I see my trainer, Shawn, three days a week, and one day he told me something that had happened the last time he had been at the new Barclays Center in Brooklyn. He had been getting a soda during a game when he saw the Champ at the back of the concession, talking to a friend — not front and center, but not incognito or buffered by entourage.
Shawn’s sports were football, powerlifting, and bodybuilding, but he follows all the popular ones — and everyone knows, or knew, the Champ. One of Shawn’s terms of praise is “old school,” and the Champ is surely that. He was the heavyweight champion of the world in the late Eighties, when he had an aura of invincibility and sheer force that lifted him above the average champion and made him a totem. He was as well known as Muhammad Ali. My wife and I were in a game preserve in southern India where the guide praised the size and strength of an Indian bison — height, six to seven feet; weight, about a ton — by calling it by the Champ’s name. His fall was almost as spectacular as his fame, and in a way augmented it — losses; divorce; jail time for rape; dirty fighting; beggared by parasites and his own fecklessness.
Professional boxing itself is old school these days. The Champ was succeeded by some high-profile fighters, then by some obscure fighters, then by some obscure foreign fighters. Recently one of the regulars in the gym asked who the heavyweight champion of the world was, and no one knew offhand. Some Russian? What people watch instead is mixed martial arts.
But now here was an opportunity to speak to the former champion, and Shawn was not going to let it pass.

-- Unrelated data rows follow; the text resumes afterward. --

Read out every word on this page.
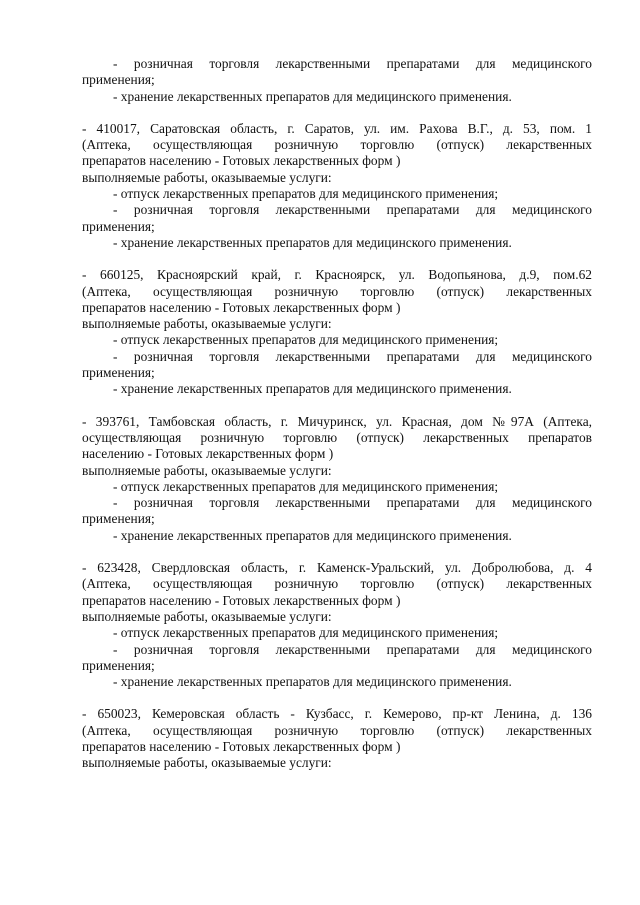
- розничная торговля лекарственными препаратами для медицинского
применения;
- хранение лекарственных препаратов для медицинского применения.
- 410017, Саратовская область, г. Саратов, ул. им. Рахова В.Г., д. 53, пом. 1
(Аптека, осуществляющая розничную торговлю (отпуск) лекарственных
препаратов населению - Готовых лекарственных форм )
выполняемые работы, оказываемые услуги:
- отпуск лекарственных препаратов для медицинского применения;
- розничная торговля лекарственными препаратами для медицинского
применения;
- хранение лекарственных препаратов для медицинского применения.
- 660125, Красноярский край, г. Красноярск, ул. Водопьянова, д.9, пом.62
(Аптека, осуществляющая розничную торговлю (отпуск) лекарственных
препаратов населению - Готовых лекарственных форм )
выполняемые работы, оказываемые услуги:
- отпуск лекарственных препаратов для медицинского применения;
- розничная торговля лекарственными препаратами для медицинского
применения;
- хранение лекарственных препаратов для медицинского применения.
- 393761, Тамбовская область, г. Мичуринск, ул. Красная, дом №97А (Аптека,
осуществляющая розничную торговлю (отпуск) лекарственных препаратов
населению - Готовых лекарственных форм )
выполняемые работы, оказываемые услуги:
- отпуск лекарственных препаратов для медицинского применения;
- розничная торговля лекарственными препаратами для медицинского
применения;
- хранение лекарственных препаратов для медицинского применения.
- 623428, Свердловская область, г. Каменск-Уральский, ул. Добролюбова, д. 4
(Аптека, осуществляющая розничную торговлю (отпуск) лекарственных
препаратов населению - Готовых лекарственных форм )
выполняемые работы, оказываемые услуги:
- отпуск лекарственных препаратов для медицинского применения;
- розничная торговля лекарственными препаратами для медицинского
применения;
- хранение лекарственных препаратов для медицинского применения.
- 650023, Кемеровская область - Кузбасс, г. Кемерово, пр-кт Ленина, д. 136
(Аптека, осуществляющая розничную торговлю (отпуск) лекарственных
препаратов населению - Готовых лекарственных форм )
выполняемые работы, оказываемые услуги:
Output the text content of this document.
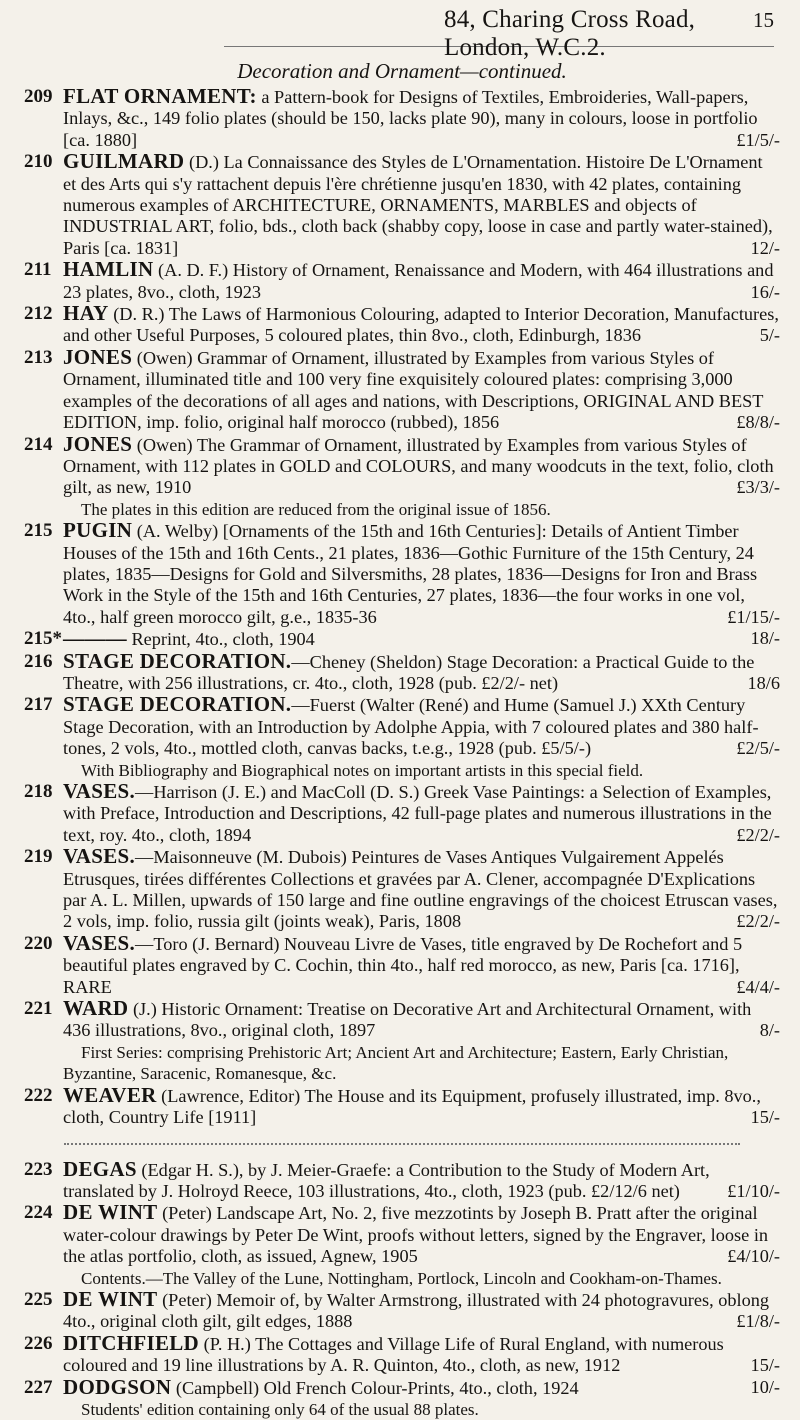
84, Charing Cross Road, London, W.C.2.
15
Decoration and Ornament—continued.

209 FLAT ORNAMENT: a Pattern-book for Designs of Textiles, Embroideries, Wall-papers, Inlays, &c., 149 folio plates (should be 150, lacks plate 90), many in colours, loose in portfolio [ca. 1880]	£1/5/-

210 GUILMARD (D.) La Connaissance des Styles de L'Ornamentation. Histoire De L'Ornament et des Arts qui s'y rattachent depuis l'ère chrétienne jusqu'en 1830, with 42 plates, containing numerous examples of ARCHITECTURE, ORNAMENTS, MARBLES and objects of INDUSTRIAL ART, folio, bds., cloth back (shabby copy, loose in case and partly water-stained), Paris [ca. 1831]	12/-

211 HAMLIN (A. D. F.) History of Ornament, Renaissance and Modern, with 464 illustrations and 23 plates, 8vo., cloth, 1923	16/-

212 HAY (D. R.) The Laws of Harmonious Colouring, adapted to Interior Decoration, Manufactures, and other Useful Purposes, 5 coloured plates, thin 8vo., cloth, Edinburgh, 1836	5/-

213 JONES (Owen) Grammar of Ornament, illustrated by Examples from various Styles of Ornament, illuminated title and 100 very fine exquisitely coloured plates: comprising 3,000 examples of the decorations of all ages and nations, with Descriptions, ORIGINAL AND BEST EDITION, imp. folio, original half morocco (rubbed), 1856	£8/8/-

214 JONES (Owen) The Grammar of Ornament, illustrated by Examples from various Styles of Ornament, with 112 plates in GOLD and COLOURS, and many woodcuts in the text, folio, cloth gilt, as new, 1910	£3/3/-
The plates in this edition are reduced from the original issue of 1856.

215 PUGIN (A. Welby) [Ornaments of the 15th and 16th Centuries]: Details of Antient Timber Houses of the 15th and 16th Cents., 21 plates, 1836—Gothic Furniture of the 15th Century, 24 plates, 1835—Designs for Gold and Silversmiths, 28 plates, 1836—Designs for Iron and Brass Work in the Style of the 15th and 16th Centuries, 27 plates, 1836—the four works in one vol, 4to., half green morocco gilt, g.e., 1835-36	£1/15/-

215* ——— Reprint, 4to., cloth, 1904	18/-

216 STAGE DECORATION.—Cheney (Sheldon) Stage Decoration: a Practical Guide to the Theatre, with 256 illustrations, cr. 4to., cloth, 1928 (pub. £2/2/- net)	18/6

217 STAGE DECORATION.—Fuerst (Walter (René) and Hume (Samuel J.) XXth Century Stage Decoration, with an Introduction by Adolphe Appia, with 7 coloured plates and 380 half-tones, 2 vols, 4to., mottled cloth, canvas backs, t.e.g., 1928 (pub. £5/5/-)	£2/5/-
With Bibliography and Biographical notes on important artists in this special field.

218 VASES.—Harrison (J. E.) and MacColl (D. S.) Greek Vase Paintings: a Selection of Examples, with Preface, Introduction and Descriptions, 42 full-page plates and numerous illustrations in the text, roy. 4to., cloth, 1894	£2/2/-

219 VASES.—Maisonneuve (M. Dubois) Peintures de Vases Antiques Vulgairement Appelés Etrusques, tirées différentes Collections et gravées par A. Clener, accompagnée D'Explications par A. L. Millen, upwards of 150 large and fine outline engravings of the choicest Etruscan vases, 2 vols, imp. folio, russia gilt (joints weak), Paris, 1808	£2/2/-

220 VASES.—Toro (J. Bernard) Nouveau Livre de Vases, title engraved by De Rochefort and 5 beautiful plates engraved by C. Cochin, thin 4to., half red morocco, as new, Paris [ca. 1716], RARE	£4/4/-

221 WARD (J.) Historic Ornament: Treatise on Decorative Art and Architectural Ornament, with 436 illustrations, 8vo., original cloth, 1897	8/-
First Series: comprising Prehistoric Art; Ancient Art and Architecture; Eastern, Early Christian, Byzantine, Saracenic, Romanesque, &c.

222 WEAVER (Lawrence, Editor) The House and its Equipment, profusely illustrated, imp. 8vo., cloth, Country Life [1911]	15/-

223 DEGAS (Edgar H. S.), by J. Meier-Graefe: a Contribution to the Study of Modern Art, translated by J. Holroyd Reece, 103 illustrations, 4to., cloth, 1923 (pub. £2/12/6 net)	£1/10/-

224 DE WINT (Peter) Landscape Art, No. 2, five mezzotints by Joseph B. Pratt after the original water-colour drawings by Peter De Wint, proofs without letters, signed by the Engraver, loose in the atlas portfolio, cloth, as issued, Agnew, 1905	£4/10/-
Contents.—The Valley of the Lune, Nottingham, Portlock, Lincoln and Cookham-on-Thames.

225 DE WINT (Peter) Memoir of, by Walter Armstrong, illustrated with 24 photogravures, oblong 4to., original cloth gilt, gilt edges, 1888	£1/8/-

226 DITCHFIELD (P. H.) The Cottages and Village Life of Rural England, with numerous coloured and 19 line illustrations by A. R. Quinton, 4to., cloth, as new, 1912	15/-

227 DODGSON (Campbell) Old French Colour-Prints, 4to., cloth, 1924	10/-
Students' edition containing only 64 of the usual 88 plates.
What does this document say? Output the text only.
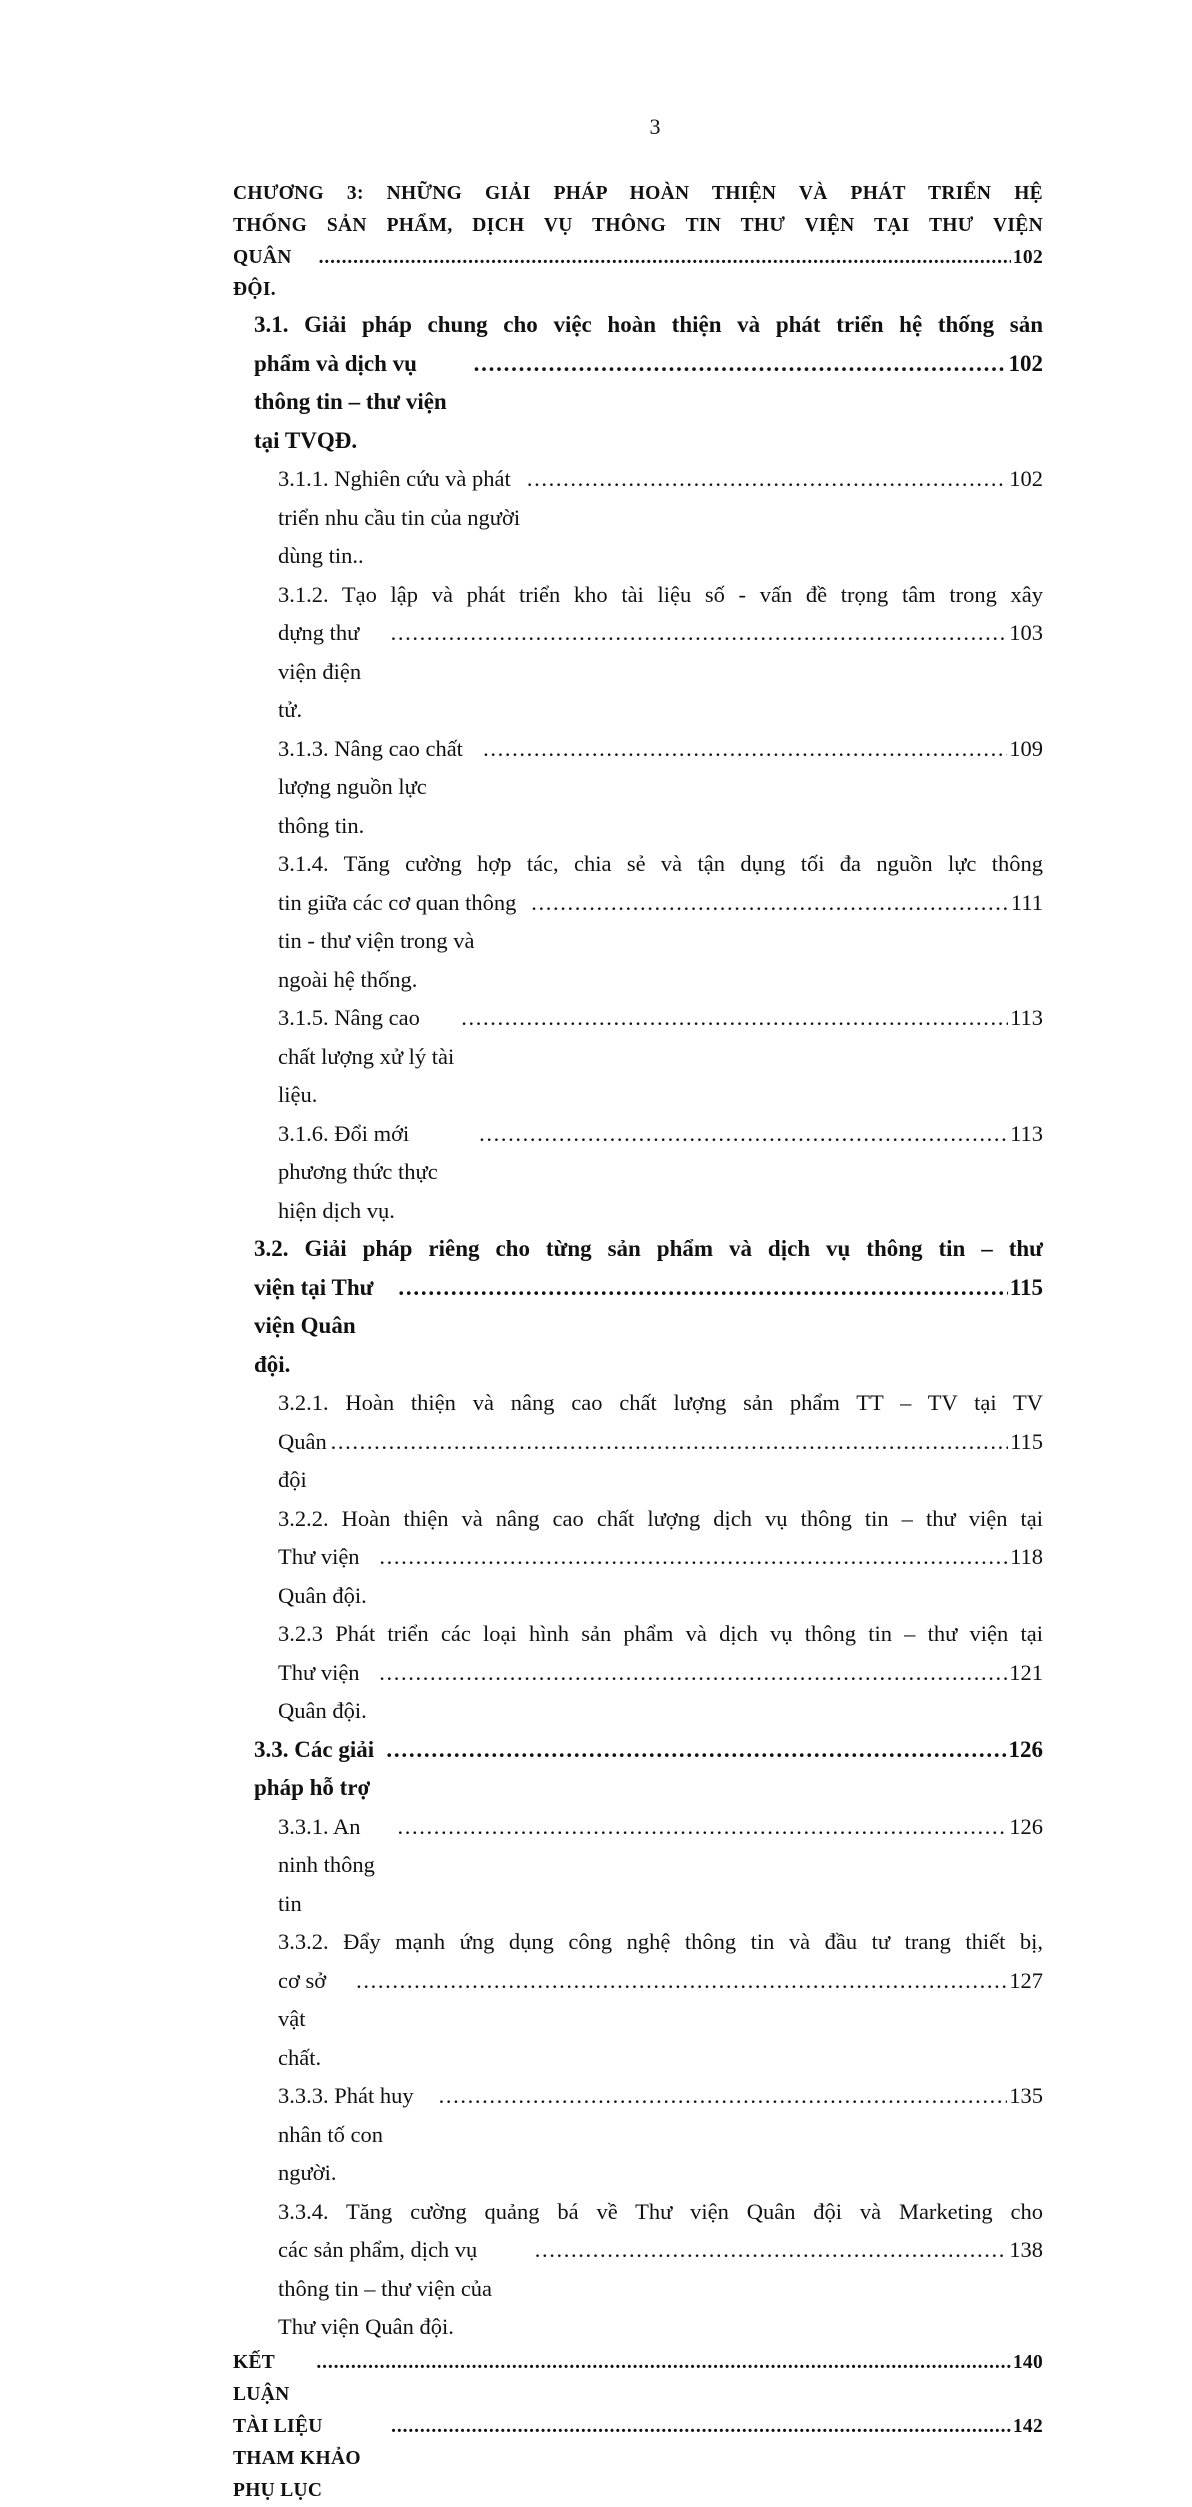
3
CHƯƠNG 3: NHỮNG GIẢI PHÁP HOÀN THIỆN VÀ PHÁT TRIỂN HỆ
THỐNG SẢN PHẨM, DỊCH VỤ THÔNG TIN THƯ VIỆN TẠI THƯ VIỆN
QUÂN ĐỘI.
. . .
102
3.1. Giải pháp chung cho việc hoàn thiện và phát triển hệ thống sản
phẩm và dịch vụ thông tin – thư viện tại TVQĐ.
. . .
102
3.1.1. Nghiên cứu và phát triển nhu cầu tin của người dùng tin..
. . .
102
3.1.2. Tạo lập và phát triển kho tài liệu số - vấn đề trọng tâm trong xây
dựng thư viện điện tử.
. . .
103
3.1.3. Nâng cao chất lượng nguồn lực thông tin.
. . .
109
3.1.4. Tăng cường hợp tác, chia sẻ và tận dụng tối đa nguồn lực thông
tin giữa các cơ quan thông tin - thư viện trong và ngoài hệ thống.
. . .
111
3.1.5. Nâng cao chất lượng xử lý tài liệu.
. . .
113
3.1.6. Đổi mới phương thức thực hiện dịch vụ.
. . .
113
3.2. Giải pháp riêng cho từng sản phẩm và dịch vụ thông tin – thư
viện tại Thư viện Quân đội.
. . .
115
3.2.1. Hoàn thiện và nâng cao chất lượng sản phẩm TT – TV tại TV
Quân đội
. . .
115
3.2.2. Hoàn thiện và nâng cao chất lượng dịch vụ thông tin – thư viện tại
Thư viện Quân đội.
. . .
118
3.2.3 Phát triển các loại hình sản phẩm và dịch vụ thông tin – thư viện tại
Thư viện Quân đội.
. . .
121
3.3. Các giải pháp hỗ trợ
. . .
126
3.3.1. An ninh thông tin
. . .
126
3.3.2. Đẩy mạnh ứng dụng công nghệ thông tin và đầu tư trang thiết bị,
cơ sở vật chất.
. . .
127
3.3.3. Phát huy nhân tố con người.
. . .
135
3.3.4. Tăng cường quảng bá về Thư viện Quân đội và Marketing cho
các sản phẩm, dịch vụ thông tin – thư viện của Thư viện Quân đội.
. . .
138
KẾT LUẬN
. . .
140
TÀI LIỆU THAM KHẢO
. . .
142
PHỤ LỤC
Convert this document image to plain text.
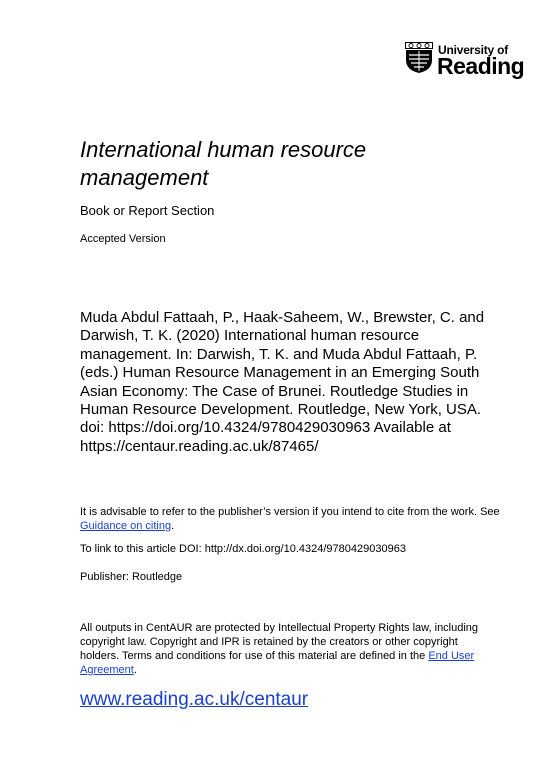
University of
Reading
International human resource management
Book or Report Section
Accepted Version

Muda Abdul Fattaah, P., Haak-Saheem, W., Brewster, C. and Darwish, T. K. (2020) International human resource management. In: Darwish, T. K. and Muda Abdul Fattaah, P. (eds.) Human Resource Management in an Emerging South Asian Economy: The Case of Brunei. Routledge Studies in Human Resource Development. Routledge, New York, USA. doi: https://doi.org/10.4324/9780429030963 Available at https://centaur.reading.ac.uk/87465/

It is advisable to refer to the publisher’s version if you intend to cite from the work. See Guidance on citing.

To link to this article DOI: http://dx.doi.org/10.4324/9780429030963
Publisher: Routledge

All outputs in CentAUR are protected by Intellectual Property Rights law, including copyright law. Copyright and IPR is retained by the creators or other copyright holders. Terms and conditions for use of this material are defined in the End User Agreement.

www.reading.ac.uk/centaur
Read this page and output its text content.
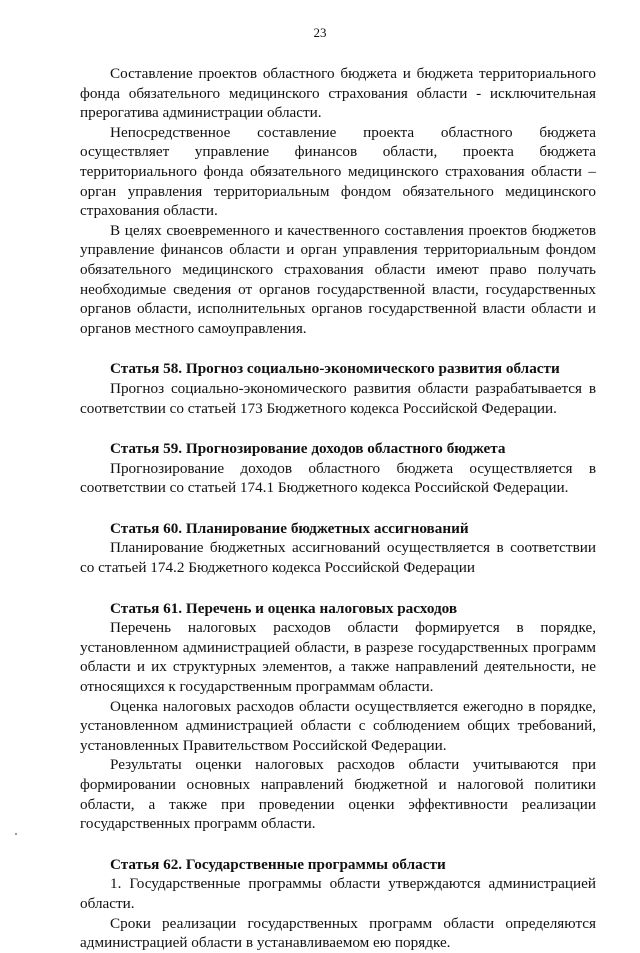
23

Составление проектов областного бюджета и бюджета территориального фонда обязательного медицинского страхования области - исключительная прерогатива администрации области.

Непосредственное составление проекта областного бюджета осуществляет управление финансов области, проекта бюджета территориального фонда обязательного медицинского страхования области – орган управления территориальным фондом обязательного медицинского страхования области.

В целях своевременного и качественного составления проектов бюджетов управление финансов области и орган управления территориальным фондом обязательного медицинского страхования области имеют право получать необходимые сведения от органов государственной власти, государственных органов области, исполнительных органов государственной власти области и органов местного самоуправления.

Статья 58. Прогноз социально-экономического развития области

Прогноз социально-экономического развития области разрабатывается в соответствии со статьей 173 Бюджетного кодекса Российской Федерации.

Статья 59. Прогнозирование доходов областного бюджета

Прогнозирование доходов областного бюджета осуществляется в соответствии со статьей 174.1 Бюджетного кодекса Российской Федерации.

Статья 60. Планирование бюджетных ассигнований

Планирование бюджетных ассигнований осуществляется в соответствии со статьей 174.2 Бюджетного кодекса Российской Федерации

Статья 61. Перечень и оценка налоговых расходов

Перечень налоговых расходов области формируется в порядке, установленном администрацией области, в разрезе государственных программ области и их структурных элементов, а также направлений деятельности, не относящихся к государственным программам области.

Оценка налоговых расходов области осуществляется ежегодно в порядке, установленном администрацией области с соблюдением общих требований, установленных Правительством Российской Федерации.

Результаты оценки налоговых расходов области учитываются при формировании основных направлений бюджетной и налоговой политики области, а также при проведении оценки эффективности реализации государственных программ области.

Статья 62. Государственные программы области

1. Государственные программы области утверждаются администрацией области.

Сроки реализации государственных программ области определяются администрацией области в устанавливаемом ею порядке.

“I don’t want to interrupt,” he told the two men, “but I wonder if I could talk to the Champ?” No problem, they assured him. Another one of Shawn’s terms of praise is “humble,” which is a general rule for living, but applies especially to people who have any sort of fame or standing. Don’t be arrogant, be mindful of your admirers. One of the bodybuilders at the gym got his pro card — an arduous process, requiring years of training, thousands of dollars of drugs, and prevailing in amateur contests which are capriciously judged. After he had completed that obstacle course, Shawn told him that he would have fans, and he would have to be humble. Whatever he had once been, the Champ was now humble himself.
Shawn pressed on: “I met you before, but you probably don’t remember, it was years ago.”
“I have a good memory,” the Champ said, interested now as well as agreeable. “Try me.”
Shawn is from the Bahamas and in his early twenties he worked security at a big resort outside Nassau. The Champ was there, in his glory days, enjoying himself in the casino. Also there was a local boxer named Buster — a big deal at home, but with no skills beyond brawling. He had the personality of a brawler too, and he decided to get in the Champ’s face, blustering, provocative. He thought he could be the man who slugged Liberty Valance. The Champ took it for a while, then knocked out four of his teeth. Uproar. Casino security moved in and hustled the Champ out by a side door, away from prying eyes and yakking mouths.
Twenty-five years later, the Champ remembered the episode, and even seemed to remember the guards who had helped him out. “Yeah, thank you, man,” he said to Shawn. Then he thought of his punch and laughed. “I knocked his teeth out!”
No wonder the Champ enjoyed the memory. He had been minding his business when Buster picked the fight. It had been a fair fight — one on one. Although he had hurt his assailant, he had not killed or permanently crippled him (you can always get false teeth). Morality was satisfied. So was manly prowess. Life had sprung a nasty little surprise, and he had handled it himself. Best of all, there had been an audience, both astonished and admiring. Shawn at the Barclays Center was an extension of that audience a quarter-century later. News had become history.
Officially we put less value on the physical aplomb the Champ showed than we once did. Worsting the tough guy used to be a mythic story in the biographies of leaders. George Washington did it in the Revolution, after taking command of the troops besieging Boston. Men from two regiments got into a scrap, which escalated from jeers to snowballs to biting and gouging. The commander-in-chief strode into the thick of it, grabbed the two biggest contestants by their throats, and shook them like dogs. He ended the melee, and impressed the men he led. Abraham Lincoln underwent an impromptu test of strength after he moved to Illinois as a young man, wrestling the leader of a posse of neighborhood roughs. “It was an ordeal through which all comers had to pass,” one local recalled. Lincoln’s opponent found he could not throw him without using a trick takedown; it ended with the two shaking hands and the tough guys becoming Lincoln’s earliest supporters. The Making of the President 1860.
We no longer encourage such behavior. People can get hurt; there might be doctor bills, lawsuits. Who was the last president who valued his aggressiveness and actual physical strength? Probably TR, Rough Rider and big-game hunter, who spent a lifetime compensating for childhood asthma. Seventy years later Gerald Ford was both a college-football star and a combat veteran, and yet that never penetrated the public mind. Is the atavistic tug of admiration for the man who can mix it up when he has to quite gone, though? Is the world so safe that it should be?
“Whatever happened to Buster?” I asked Shawn.
“Arrested,” he said. “Later, his girlfriend shot him.”